6. Perhaps those who doubt of this have not duly considered the weighty reason which is here assigned, why no works done before justification can be truly and properly good. The argument plainly runs thus: —
No works are good, which are not done as God hath willed and commanded them to be done.
But no works done before justification are done as God hath willed and commanded them to be done:Therefore, no works done before justification are good.

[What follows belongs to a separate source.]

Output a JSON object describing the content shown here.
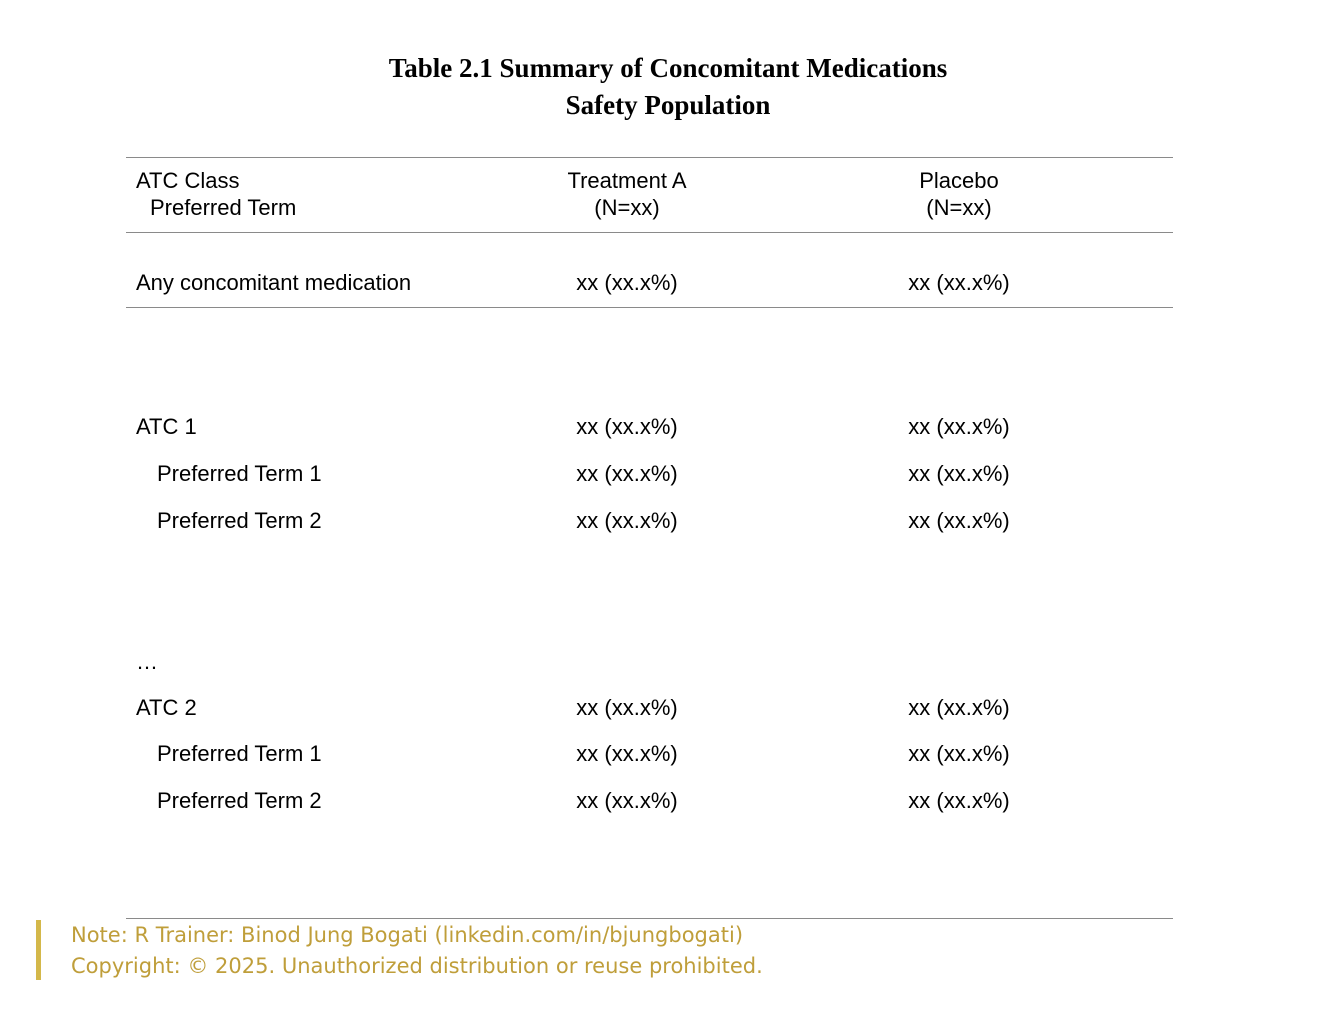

The first proposition is self-evident; and the second, that no works done before justification are done as God hath willed and commanded them to be done, will appear equally plain and undeniable, if we only consider, God hath willed and commanded that “all our works” should “be done in charity;” (en agape) in love, in that love to God which produces love to all mankind. But none of our works can be done in this love, while the love of the Father (of God as our Father) is not in us; and this love can not be in us till we receive the Spirit of Adoption, crying in , our hearts, Abba, Father. If, therefore, God doth not justify the ungodly, and him that (in this sense) worketh not, then hath Christ died in vain; then, notwithstanding his death, can no flesh living be justified.
John Wesley, Sermons, on Several Occasions (Oak Harbor, WA: Logos Research Systems, Inc., 1999).